With the prospect of no-deal growing, the moment is coming for the Labour leader to break his Brexit silence, argues AMANDA CHETWYND-COWIESON.
When deciding whether or not Keir Starmer has had a ‘good’ start as Labour leader, it’s important to define what we mean as good, and acknowledge that the bar could barely be any lower.
Taking over a party on the edge of electoral oblivion, with a recent tortuous history of division, appeasement of anti-Semitism, and consistent knee-bending to the flagship Conservative project of Brexit, is no small task. But leading that party back to a place where it can achieve electoral success is an even greater one.
Throw a global pandemic into the mix, and it’s hardly surprising that Starmer and his senior team have focussed almost solely on two things since taking over the reins of the party five months ago this week: holding the government to account over their handling of coronavirus, and starting the dauntingly long journey of rebuilding trust with the Jewish community. You would be hard pressed to find a serious person anywhere who could argue that these were two bad priorities to initially focus on.
So, what does ‘good’ look like when this is the starting point? Well, with a recent Opinium poll showing the two main parties tied for the first time in months, and with Starmer polling at only two points behind Johnson on personal approval ratings, I think we can say in the eyes of the electorate at least, he has done pretty well.
Both these issues – the pandemic and anti-Semitism – will dominate the next few years in different ways for the Labour leader, and with the Covid-19 battleground already pretty well defined – from social care to furlough to education – we know where the government and opposition will be focussing a significant proportion of their time for the next few months.
Yet there is another challenge to all party leaders hurtling round the corner: the return of the Brexit deadline.
Perhaps one of the most awkward aspects for the Starmer when it comes to Brexit is that, frankly, a large proportion of Labour supporters, members and politicians would rather the party continued its silence on the topic for as long as possible.
There’s not much point going over and over the last few years of how Brexit helped pull Labour further apart, but unless Starmer wants a re-run of the toxic combination of leadership silence and strong membership feelings on the issue, he needs to start clarifying his position, fast.
The end of the transition period, December 31, is now less than four months away, and we’ll know even sooner than that whether a trade deal will be agreed or if the government has decided to settle on a no-deal exit.
Parliament returned this week, and its first few weeks back are littered with Brexit legislation, covering everything from fisheries to immigration, so there is plenty of opportunity for Labour to be definitive about where they stand on key issues.

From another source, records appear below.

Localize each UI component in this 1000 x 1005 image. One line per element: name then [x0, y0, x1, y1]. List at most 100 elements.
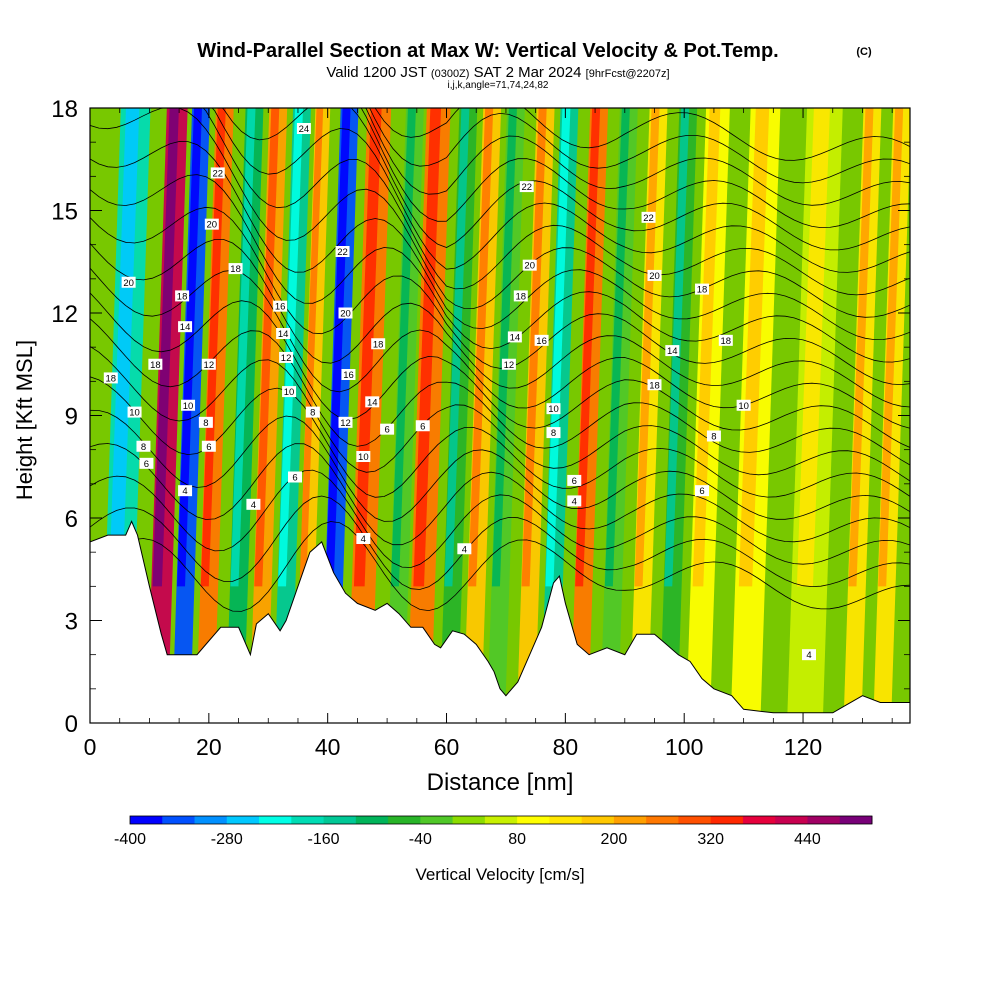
- theta-label-box: [210, 167, 225, 179]
- theta-label-box: [338, 307, 353, 319]
- theta-label-box: [201, 440, 216, 452]
- theta-label-text: 18: [150, 360, 161, 371]
- theta-contour: [90, 469, 910, 568]
- theta-contours: [90, 108, 910, 612]
- velocity-band-core: [200, 108, 226, 587]
- theta-label-text: 22: [337, 247, 348, 258]
- theta-contour: [90, 206, 910, 386]
- theta-label-box: [567, 495, 582, 507]
- velocity-band-core: [468, 108, 494, 587]
- theta-label-text: 6: [699, 486, 704, 497]
- theta-label-text: 18: [697, 285, 708, 296]
- velocity-band-core: [692, 108, 721, 587]
- theta-label-box: [181, 399, 196, 411]
- theta-label-text: 18: [106, 373, 117, 384]
- theta-label-text: 10: [738, 401, 749, 412]
- theta-label-box: [282, 386, 297, 398]
- theta-contour: [90, 318, 910, 466]
- theta-label-box: [356, 451, 371, 462]
- x-tick-label: 0: [84, 734, 97, 760]
- theta-label-text: 14: [180, 322, 191, 333]
- theta-label-text: 4: [182, 486, 187, 497]
- colorbar-swatch: [613, 816, 647, 824]
- theta-label-text: 20: [524, 261, 535, 272]
- velocity-band-core: [491, 108, 517, 587]
- velocity-band-core: [353, 108, 382, 587]
- x-tick-label: 100: [665, 734, 703, 760]
- colorbar-swatch: [323, 816, 357, 824]
- theta-label-text: 18: [516, 291, 527, 302]
- theta-label-text: 12: [204, 360, 215, 371]
- theta-label-text: 6: [144, 459, 149, 470]
- colorbar-swatch: [678, 816, 712, 824]
- colorbar-swatch: [259, 816, 292, 824]
- theta-contour-labels: 24 22 22 22 22 20 20 20 20 20 18 18 18 18 18 18 18 18 18 16…: [103, 123, 816, 661]
- theta-contour: [90, 292, 910, 448]
- theta-label-box: [338, 416, 353, 428]
- colorbar-tick-label: 80: [508, 831, 526, 848]
- theta-contour-label: 18: [695, 283, 710, 296]
- theta-contour-label: 18: [103, 372, 118, 384]
- theta-contour: [90, 267, 910, 429]
- theta-label-box: [296, 123, 311, 134]
- theta-contour-label: 18: [228, 263, 243, 275]
- theta-label-text: 20: [649, 271, 660, 282]
- theta-label-text: 20: [123, 278, 134, 289]
- chart-indices-line: i,j,k,angle=71,74,24,82: [448, 80, 549, 91]
- theta-label-text: 10: [358, 452, 369, 463]
- theta-label-box: [546, 427, 561, 439]
- theta-contour-label: 10: [356, 451, 371, 463]
- theta-contour-label: 10: [546, 403, 561, 415]
- theta-contour: [90, 409, 910, 522]
- theta-label-text: 4: [251, 500, 256, 511]
- colorbar-tick-label: 200: [601, 831, 628, 848]
- theta-label-box: [513, 290, 528, 302]
- theta-label-text: 8: [551, 428, 556, 439]
- theta-contour-label: 8: [305, 406, 320, 419]
- theta-label-box: [534, 334, 549, 346]
- theta-contour-label: 20: [522, 259, 537, 272]
- theta-contour: [90, 174, 910, 363]
- theta-contour-label: 16: [341, 369, 356, 381]
- velocity-band-core: [878, 108, 904, 587]
- theta-label-box: [279, 351, 294, 363]
- theta-label-text: 10: [129, 408, 140, 419]
- theta-contour-label: 16: [273, 300, 288, 313]
- theta-contour-label: 14: [276, 328, 291, 340]
- colorbar-swatch: [194, 816, 228, 824]
- colorbar-tick-label: 440: [794, 831, 821, 848]
- theta-contour: [90, 346, 910, 482]
- theta-label-box: [365, 396, 380, 408]
- theta-contour-label: 6: [380, 423, 395, 436]
- theta-contour: [221, 108, 910, 251]
- y-axis: 0 3 6 9 12 15 18: [51, 96, 910, 738]
- colorbar-swatch: [162, 816, 196, 824]
- theta-label-box: [718, 334, 733, 346]
- theta-contour-label: 6: [288, 471, 302, 484]
- theta-label-box: [546, 403, 561, 415]
- theta-contour: [90, 521, 910, 612]
- theta-label-box: [641, 211, 656, 223]
- velocity-band-core: [299, 108, 324, 587]
- theta-label-box: [341, 369, 356, 380]
- colorbar-swatch: [420, 816, 454, 824]
- velocity-band-core: [848, 108, 874, 587]
- subtitle-date: SAT 2 Mar 2024: [474, 64, 582, 81]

Simultaneously, Starmer has work to do winning round a notable proportion of younger Labour supporters, many of whom aren’t party members and hold quite different views to older generations on what Labour should be prioritising.
Many, for instance, were underwhelmed by the leadership’s lukewarm response to the issues raised by the Black Lives Matter movement and the debate around trans rights, which were often undermined by conflicting statements.
Another example is Britain’s stance on immigration, particularly how we maintain and build on our relationships with our closest neighbours in Europe.
Most 18-24-year-olds remain vastly in favour of being part of the European Union. It would be wrong for Labour to advocate re-joining the EU, but that doesn’t mean you can’t point out that it will be younger generations who will lose out most in the future from a brutal no-deal exit, when that particular piece of legislation returns this month.
Combine the possibility of a no-deal Brexit with the premature end of the furlough scheme and a second wave of Covid-19, and it doesn’t take long before the ‘worst case scenario’ modelled in Whitehall looks scarily like reality.
A savvy leader of the opposition would lead the national conversation by loudly and confidently explaining the obvious benefits to all of a short Brexit extension.
Starmer can’t get to December 31 and still have Labour being described as ‘quiet’ on the issue of Brexit by a majority of the electorate. You don’t win elections by being quiet, and future generations won’t forget an opposition leader who was ‘quiet’ whilst opportunities were removed from our grasp.